Challenges for Analysis
As with PCBs, the separation and identification of PBDE congeners and related metabolites present a significant analytical challenge due to the co-elution of compounds and nearly identical mass spectra. The traditional approach of using C13 labeled compounds has been successfully utilized for both internal standard quantification, and as an internal standard for calculating relative retention indices. However, this approach is expensive and cannot be used with electron capture detector methods.
A less expensive and more versatile approach to the problem is the synthesis and use of mono and di-fluorinated analogs of the native BDEs.
Advantages of FBDEs
These compounds offer several advantages over the C13 labeled counterparts:
- They are more cost-effective
- They can be used with electron capture detection
- They add 18/36 mass units resulting in fewer problems with co-elution
- They have been shown to provide improved precision in PBDE analyses
These attributes are pertinent whether the FBDEs are used for quantitative analysis, or as markers to calculate relative retention indices. Figure 1 illustrates the usefulness of using the fluorinated analog to avoid the co-elution between the native BDE and the C13 labeled internal standard.

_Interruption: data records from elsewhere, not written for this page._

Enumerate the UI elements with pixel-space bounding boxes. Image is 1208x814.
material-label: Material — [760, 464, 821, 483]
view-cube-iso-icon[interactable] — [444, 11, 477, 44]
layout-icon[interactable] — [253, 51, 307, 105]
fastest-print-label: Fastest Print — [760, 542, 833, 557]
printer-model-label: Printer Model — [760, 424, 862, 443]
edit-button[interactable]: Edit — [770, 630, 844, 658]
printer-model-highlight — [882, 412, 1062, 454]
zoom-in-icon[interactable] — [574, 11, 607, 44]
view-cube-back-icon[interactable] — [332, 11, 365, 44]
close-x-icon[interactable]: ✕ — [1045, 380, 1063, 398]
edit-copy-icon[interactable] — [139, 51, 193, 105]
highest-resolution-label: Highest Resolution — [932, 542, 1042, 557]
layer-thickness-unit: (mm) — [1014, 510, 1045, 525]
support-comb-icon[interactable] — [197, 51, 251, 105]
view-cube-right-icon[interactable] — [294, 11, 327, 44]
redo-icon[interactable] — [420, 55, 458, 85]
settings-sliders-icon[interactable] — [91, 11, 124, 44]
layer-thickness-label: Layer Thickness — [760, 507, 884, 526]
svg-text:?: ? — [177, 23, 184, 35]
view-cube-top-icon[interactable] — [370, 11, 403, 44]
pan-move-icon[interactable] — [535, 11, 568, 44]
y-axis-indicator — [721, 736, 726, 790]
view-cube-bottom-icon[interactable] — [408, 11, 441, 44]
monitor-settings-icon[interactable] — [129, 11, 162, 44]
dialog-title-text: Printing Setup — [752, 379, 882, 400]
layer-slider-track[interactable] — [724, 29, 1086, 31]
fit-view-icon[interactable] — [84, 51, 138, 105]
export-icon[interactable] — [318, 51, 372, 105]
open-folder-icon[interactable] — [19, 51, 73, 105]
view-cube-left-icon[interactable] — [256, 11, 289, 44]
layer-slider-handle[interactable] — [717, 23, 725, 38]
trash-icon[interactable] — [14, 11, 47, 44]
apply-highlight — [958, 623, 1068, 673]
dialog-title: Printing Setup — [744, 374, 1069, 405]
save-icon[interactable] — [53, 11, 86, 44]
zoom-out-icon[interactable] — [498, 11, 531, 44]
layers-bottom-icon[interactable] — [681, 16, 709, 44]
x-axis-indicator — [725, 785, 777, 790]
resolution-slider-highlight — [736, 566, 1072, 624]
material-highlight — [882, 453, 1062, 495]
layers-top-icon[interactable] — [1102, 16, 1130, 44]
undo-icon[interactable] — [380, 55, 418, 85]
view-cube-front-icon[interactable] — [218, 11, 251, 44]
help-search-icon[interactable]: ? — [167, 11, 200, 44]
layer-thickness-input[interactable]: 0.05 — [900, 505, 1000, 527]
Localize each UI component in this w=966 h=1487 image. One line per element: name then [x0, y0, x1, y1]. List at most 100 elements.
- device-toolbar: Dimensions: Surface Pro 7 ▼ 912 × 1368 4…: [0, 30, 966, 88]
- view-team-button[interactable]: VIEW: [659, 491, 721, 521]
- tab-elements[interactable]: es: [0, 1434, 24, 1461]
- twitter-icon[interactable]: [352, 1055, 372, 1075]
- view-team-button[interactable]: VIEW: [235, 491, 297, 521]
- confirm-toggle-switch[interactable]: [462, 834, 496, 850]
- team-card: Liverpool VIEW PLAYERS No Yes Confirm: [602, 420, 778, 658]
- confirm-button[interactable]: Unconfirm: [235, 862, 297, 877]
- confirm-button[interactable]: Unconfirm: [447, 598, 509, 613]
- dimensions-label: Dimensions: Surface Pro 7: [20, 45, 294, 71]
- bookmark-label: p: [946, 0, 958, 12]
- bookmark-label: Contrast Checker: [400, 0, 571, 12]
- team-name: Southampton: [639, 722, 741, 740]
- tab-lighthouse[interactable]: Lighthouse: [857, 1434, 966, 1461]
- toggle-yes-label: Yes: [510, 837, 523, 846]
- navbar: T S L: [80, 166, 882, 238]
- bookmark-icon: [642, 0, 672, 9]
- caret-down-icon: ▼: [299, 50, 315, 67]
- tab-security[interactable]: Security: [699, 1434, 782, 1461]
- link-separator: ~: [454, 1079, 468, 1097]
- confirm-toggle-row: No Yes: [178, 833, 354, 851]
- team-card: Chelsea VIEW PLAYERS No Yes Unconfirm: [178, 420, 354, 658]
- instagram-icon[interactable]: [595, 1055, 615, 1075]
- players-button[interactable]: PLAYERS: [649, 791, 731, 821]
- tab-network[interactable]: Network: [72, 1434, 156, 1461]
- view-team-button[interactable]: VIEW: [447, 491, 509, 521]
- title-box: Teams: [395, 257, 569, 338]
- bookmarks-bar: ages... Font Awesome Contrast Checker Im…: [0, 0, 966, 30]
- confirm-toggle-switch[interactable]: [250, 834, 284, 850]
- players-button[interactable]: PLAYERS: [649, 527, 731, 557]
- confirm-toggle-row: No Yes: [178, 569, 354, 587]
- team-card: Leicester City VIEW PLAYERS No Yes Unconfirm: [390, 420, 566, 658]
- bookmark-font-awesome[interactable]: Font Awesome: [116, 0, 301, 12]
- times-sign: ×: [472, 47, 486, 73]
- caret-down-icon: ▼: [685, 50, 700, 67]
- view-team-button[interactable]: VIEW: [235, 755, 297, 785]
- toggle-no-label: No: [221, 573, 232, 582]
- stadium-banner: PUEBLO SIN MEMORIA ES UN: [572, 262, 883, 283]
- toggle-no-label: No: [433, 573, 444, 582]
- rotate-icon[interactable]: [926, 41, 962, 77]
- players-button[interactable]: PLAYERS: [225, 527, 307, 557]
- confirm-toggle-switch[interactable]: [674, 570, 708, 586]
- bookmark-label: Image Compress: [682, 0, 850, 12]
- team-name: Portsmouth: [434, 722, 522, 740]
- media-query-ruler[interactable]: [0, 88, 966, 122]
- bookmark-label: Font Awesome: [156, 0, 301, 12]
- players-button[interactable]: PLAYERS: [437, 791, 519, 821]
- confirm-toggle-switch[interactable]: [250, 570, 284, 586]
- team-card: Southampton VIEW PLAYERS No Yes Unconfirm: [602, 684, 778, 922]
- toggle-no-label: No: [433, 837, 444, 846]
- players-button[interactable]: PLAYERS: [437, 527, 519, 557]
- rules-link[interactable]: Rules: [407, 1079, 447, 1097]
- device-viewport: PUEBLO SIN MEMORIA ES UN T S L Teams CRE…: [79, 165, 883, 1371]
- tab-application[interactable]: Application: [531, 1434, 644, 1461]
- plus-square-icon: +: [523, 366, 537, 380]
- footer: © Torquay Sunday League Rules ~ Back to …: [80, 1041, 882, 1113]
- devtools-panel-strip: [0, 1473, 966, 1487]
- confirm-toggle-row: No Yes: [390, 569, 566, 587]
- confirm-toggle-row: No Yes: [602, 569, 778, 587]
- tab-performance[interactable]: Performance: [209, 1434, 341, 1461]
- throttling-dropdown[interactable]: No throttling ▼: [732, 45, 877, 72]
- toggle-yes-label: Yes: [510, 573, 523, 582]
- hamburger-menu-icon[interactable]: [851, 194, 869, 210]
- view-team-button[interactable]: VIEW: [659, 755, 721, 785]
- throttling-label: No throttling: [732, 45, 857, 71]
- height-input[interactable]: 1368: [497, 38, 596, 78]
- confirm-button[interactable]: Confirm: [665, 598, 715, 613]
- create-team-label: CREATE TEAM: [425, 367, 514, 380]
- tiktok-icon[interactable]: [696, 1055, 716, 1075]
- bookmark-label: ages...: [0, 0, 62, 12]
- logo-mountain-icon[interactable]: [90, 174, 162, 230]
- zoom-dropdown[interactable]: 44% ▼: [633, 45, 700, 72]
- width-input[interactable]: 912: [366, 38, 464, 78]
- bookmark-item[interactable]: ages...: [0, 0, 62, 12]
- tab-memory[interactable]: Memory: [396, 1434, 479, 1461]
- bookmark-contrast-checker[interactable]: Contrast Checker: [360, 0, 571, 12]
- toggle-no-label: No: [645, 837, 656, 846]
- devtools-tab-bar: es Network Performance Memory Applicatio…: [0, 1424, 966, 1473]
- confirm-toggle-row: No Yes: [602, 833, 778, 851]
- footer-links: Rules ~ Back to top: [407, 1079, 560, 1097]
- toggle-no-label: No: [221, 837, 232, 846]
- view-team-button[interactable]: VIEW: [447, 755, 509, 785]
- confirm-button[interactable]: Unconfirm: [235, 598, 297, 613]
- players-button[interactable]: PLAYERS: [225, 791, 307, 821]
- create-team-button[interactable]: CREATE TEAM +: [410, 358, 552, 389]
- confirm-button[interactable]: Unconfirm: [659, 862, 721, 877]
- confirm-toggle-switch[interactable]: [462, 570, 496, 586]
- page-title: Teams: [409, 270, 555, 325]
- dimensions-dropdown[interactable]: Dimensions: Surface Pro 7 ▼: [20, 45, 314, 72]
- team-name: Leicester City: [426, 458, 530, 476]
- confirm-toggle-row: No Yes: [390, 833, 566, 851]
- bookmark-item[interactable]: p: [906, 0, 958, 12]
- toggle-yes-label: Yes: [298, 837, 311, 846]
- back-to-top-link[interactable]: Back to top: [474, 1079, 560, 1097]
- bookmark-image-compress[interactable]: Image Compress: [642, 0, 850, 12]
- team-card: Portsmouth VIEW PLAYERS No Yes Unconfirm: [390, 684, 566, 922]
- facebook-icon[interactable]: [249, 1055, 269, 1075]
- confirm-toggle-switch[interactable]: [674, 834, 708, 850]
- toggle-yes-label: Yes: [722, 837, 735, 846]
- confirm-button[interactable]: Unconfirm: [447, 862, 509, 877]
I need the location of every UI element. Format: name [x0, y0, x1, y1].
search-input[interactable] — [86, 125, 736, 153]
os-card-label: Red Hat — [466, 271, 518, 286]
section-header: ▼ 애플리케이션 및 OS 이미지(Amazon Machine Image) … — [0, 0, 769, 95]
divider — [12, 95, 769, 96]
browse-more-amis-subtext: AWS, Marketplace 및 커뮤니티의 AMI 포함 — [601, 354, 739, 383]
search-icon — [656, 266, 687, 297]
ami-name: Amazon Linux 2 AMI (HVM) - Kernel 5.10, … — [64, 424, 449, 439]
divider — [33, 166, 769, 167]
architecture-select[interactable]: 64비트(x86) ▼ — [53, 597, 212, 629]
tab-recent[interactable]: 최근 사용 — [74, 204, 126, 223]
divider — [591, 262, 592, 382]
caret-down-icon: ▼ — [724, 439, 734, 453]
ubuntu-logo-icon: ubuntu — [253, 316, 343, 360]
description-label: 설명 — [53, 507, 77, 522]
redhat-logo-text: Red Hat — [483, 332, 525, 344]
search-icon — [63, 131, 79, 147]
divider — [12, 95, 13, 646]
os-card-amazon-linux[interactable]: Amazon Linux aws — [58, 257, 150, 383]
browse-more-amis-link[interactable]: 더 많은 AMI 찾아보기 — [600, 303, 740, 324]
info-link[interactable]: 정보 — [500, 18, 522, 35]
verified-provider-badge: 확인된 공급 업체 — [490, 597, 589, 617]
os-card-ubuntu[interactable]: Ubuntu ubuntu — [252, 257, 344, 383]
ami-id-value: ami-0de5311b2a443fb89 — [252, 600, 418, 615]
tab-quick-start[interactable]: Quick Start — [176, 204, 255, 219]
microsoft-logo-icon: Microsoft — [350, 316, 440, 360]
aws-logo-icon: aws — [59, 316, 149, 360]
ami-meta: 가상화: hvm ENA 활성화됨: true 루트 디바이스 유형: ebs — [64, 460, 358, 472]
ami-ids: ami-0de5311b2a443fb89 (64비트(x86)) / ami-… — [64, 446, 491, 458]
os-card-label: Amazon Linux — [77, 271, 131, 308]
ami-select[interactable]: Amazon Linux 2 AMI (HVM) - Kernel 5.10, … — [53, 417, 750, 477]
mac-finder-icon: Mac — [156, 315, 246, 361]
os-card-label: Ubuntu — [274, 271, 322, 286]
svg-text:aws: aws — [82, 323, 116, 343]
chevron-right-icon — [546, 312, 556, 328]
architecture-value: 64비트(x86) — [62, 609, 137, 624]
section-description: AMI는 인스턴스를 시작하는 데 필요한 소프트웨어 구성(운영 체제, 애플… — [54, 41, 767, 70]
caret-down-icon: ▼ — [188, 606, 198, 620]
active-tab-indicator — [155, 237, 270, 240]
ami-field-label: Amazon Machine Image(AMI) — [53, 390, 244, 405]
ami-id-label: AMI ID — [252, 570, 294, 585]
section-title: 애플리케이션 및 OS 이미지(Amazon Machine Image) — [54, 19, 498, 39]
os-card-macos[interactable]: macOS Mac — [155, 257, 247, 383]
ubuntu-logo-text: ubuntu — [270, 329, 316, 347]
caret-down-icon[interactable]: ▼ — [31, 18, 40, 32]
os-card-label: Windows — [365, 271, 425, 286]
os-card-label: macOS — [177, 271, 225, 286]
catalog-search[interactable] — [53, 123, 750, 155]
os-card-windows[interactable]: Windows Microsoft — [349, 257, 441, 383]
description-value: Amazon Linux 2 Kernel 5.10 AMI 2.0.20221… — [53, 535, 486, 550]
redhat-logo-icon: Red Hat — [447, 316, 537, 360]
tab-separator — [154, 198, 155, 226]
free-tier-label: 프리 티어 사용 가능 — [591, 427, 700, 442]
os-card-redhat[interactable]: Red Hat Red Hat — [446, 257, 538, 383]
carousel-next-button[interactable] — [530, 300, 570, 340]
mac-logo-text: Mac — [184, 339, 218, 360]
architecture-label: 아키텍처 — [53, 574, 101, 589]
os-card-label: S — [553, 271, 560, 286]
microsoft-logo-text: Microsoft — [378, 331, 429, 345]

Elution times which are independent of the native analogs enable the analyst to calculate relative retention data which provide more accurate identifications within congener mixes.
Figure 2 shows a separation of all 42 TetrabromoBDE’s on a MS-5 GC column. There are only 25 chromatographic peaks present which indicates a number of co-elutions. However, all 42 homologs can be identified through the use of relative retention data calculated for two different selectivity GC columns. The mass spectral differences between the fluorinated and native BDEs makes them excellent choices as brackets for the native compounds.
The number and variety of FBDEs also make them a logical and cost effective choice when analyzing realworld samples for BDEs. Compounds having from one to nine bromine substitutions are available to help with any analytical challenge.